China’s AI scientists teach a neural net to train itself
Researchers at China’s Sun Yat-Sen University, with help from Chinese startup SenseTime, improved upon their own attempt to get a computer to discern human poses in images by adding a bit of self-supervised training. The work suggests continued efforts to limit the reliance on human labels and “ground truth” in AI.
More and more, AI is trying to make machines teach themselves with a minimum of human guidance. So-called self-supervision is an element that can be added to lots of machine learning tasks so that a computer learns with less human help, perhaps someday with none at all.
Scientists at China’s Sun Yat-Sen University and Hong Kong Polytechnic University use self-supervision in a new bit of research to help a computer learn the pose of a human figure in a video clip.
Understanding what a person is doing in a picture is its own rich vein of machine learning research, useful for a whole number of things including video surveillance. But such methods rely on “annotated” data sets where labels are carefully applied to the orientation of the joints of the body.
That’s a problem because larger and larger “deep” neural networks are hungry for more and more data, but there isn’t always enough labeled data to feed the network.
So, the Sun Yat-Sen researchers set out to show a neural network can refine its understanding by continually comparing the guesses of multiple networks with one another, ultimately lessening the need for the “ground truth” afforded by a labeled data set.
The authors demonstrate success in beating other AI methods in predicting the pose of a figure across a series of benchmark tests. They also show they even beat their own results from 2017 with the addition of this new self-supervision approach.
The paper, 3D Human Pose Machines with Self-supervised Learning, is posted on the arXiv pre-print server and is authored by Keze Wang, Liang Lin, Chenhan Jiang, Chen Qian, and Pengxu Wei. Notably, Qian is with SenseTime, the Chinese AI startup that sells software for various applications such as facial recognition, and which distributes a machine learning programming framework called “Parrots.”
In their original paper from 2017, the authors used an annotated data set, the “MPII Human Pose” data set compiled in 2014 by Mykhaylo Andriluka and colleagues at Germany’s Max Planck Institute for Informatics. They used that labeled data set to extract two-dimensional human body parts from still images — basically, stick-figure drawings of the limbs oriented in space. They then converted those 2D body-part representations into 3D representations that indicate orientation of the limbs in three-dimensional space.

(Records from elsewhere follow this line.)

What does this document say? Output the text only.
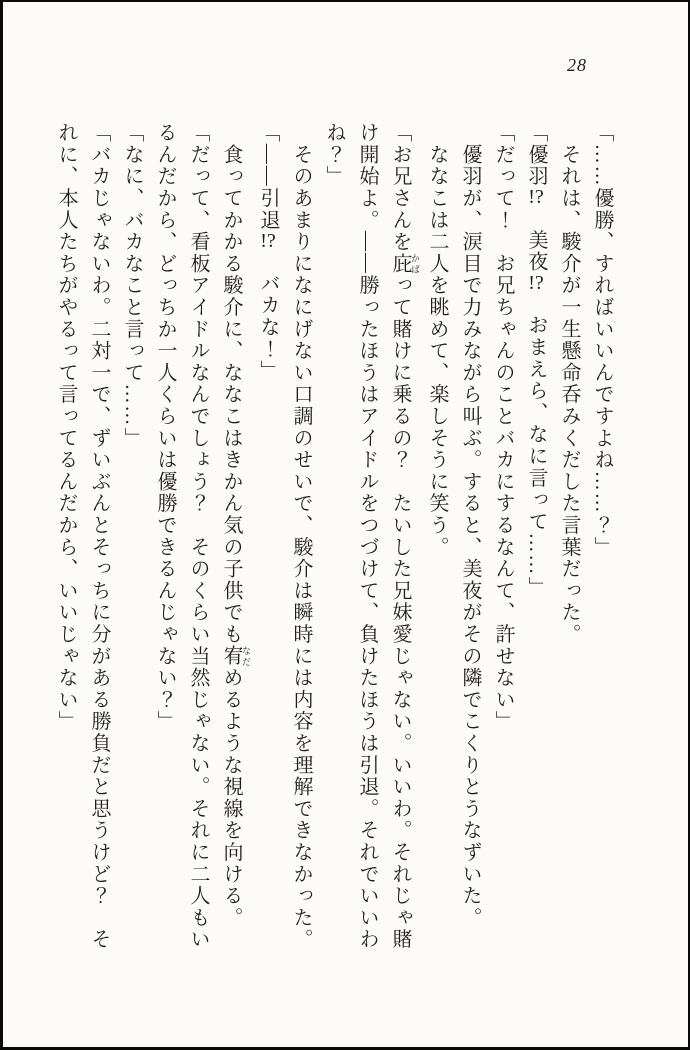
28

「……優勝、すればいいんですよね……？」

　それは、駿介が一生懸命呑みくだした言葉だった。

「優羽!?　美夜!?　おまえら、なに言って……」

「だって！　お兄ちゃんのことバカにするなんて、許せない」

　優羽が、涙目で力みながら叫ぶ。すると、美夜がその隣でこくりとうなずいた。

　ななこは二人を眺めて、楽しそうに笑う。

「お兄さんを庇 かばって賭けに乗るの？　たいした兄妹愛じゃない。いいわ。それじゃ賭

け開始よ。――勝ったほうはアイドルをつづけて、負けたほうは引退。それでいいわ

ね？」

　そのあまりになにげない口調のせいで、駿介は瞬時には内容を理解できなかった。

「――引退!?　バカな！」

　食ってかかる駿介に、ななこはきかん気の子供でも宥 なだめるような視線を向ける。

「だって、看板アイドルなんでしょう？　そのくらい当然じゃない。それに二人もい

るんだから、どっちか一人くらいは優勝できるんじゃない？」

「なに、バカなこと言って……」

「バカじゃないわ。二対一で、ずいぶんとそっちに分がある勝負だと思うけど？　そ

れに、本人たちがやるって言ってるんだから、いいじゃない」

In the new paper, the authors do the same “pre-training” via the MPII data set, to extract the 2D poses from the images. And just as in 2017, they use another data set, “Human3.6M,” to extract the ground truth for 3D, as well. Human3.6M has 3.6million images taken in a laboratory setting of paid actors carrying out a variety of tasks, from running to walking to smoking to eating.
What’s new this time is that in the final part of their neural net, they throw away the 2D and 3D annotations. They instead compare the prediction their 3D model makes about what its 2D version should be to the 2D images that were produced in the first step. “After initialization, we substitute the predicted 2D poses and 3D poses for the 2D and 3D ground-truth to optimize” the model “in a self-supervised fashion.”
They “project the 3D coordinate(s)” of the 3D pose “into the image plane to obtain the projected 2D pose” and then they “minimize the dissimilarity” between this new 2D pose and the first one they had derived “as an optimization objective.”
In a sense, the neural network keeps asking if its 3D model of the body is predicting accurately in three dimensions what it thought at the beginning of the process in two dimensions, learning about how 3D and 2D correspond.
There is a lot of now-standard machine learning stuff here: A convolutional neural network, or CNN, allows the system to extract the the 2D stick figure. That approach is borrowed from an earlier piece of work by Carnegie-Mellon researchers in 2014 and a follow up they did in 2016.
Then, a long short-term memory, or LSTM, a neural network specialized to retain a memory of sequences of events, is used to extract the continuity of the body from multiple sequential video frames to create the 3D model. That work is modeled after work done in 2014 by Alex Graves and colleagues at Google’s DeepMind, which had originally been built for speech recognition.
What’s novel here is imposing self supervision to make the whole thing hold together without ground-truth labels. By taking this last step, the authors were able to lessen the need for 3D data and instead lean upon 2D images. “The imposed correction mechanism enables us to leverage the external large-scale 2D human pose data to boost 3D human pose estimation,” they write.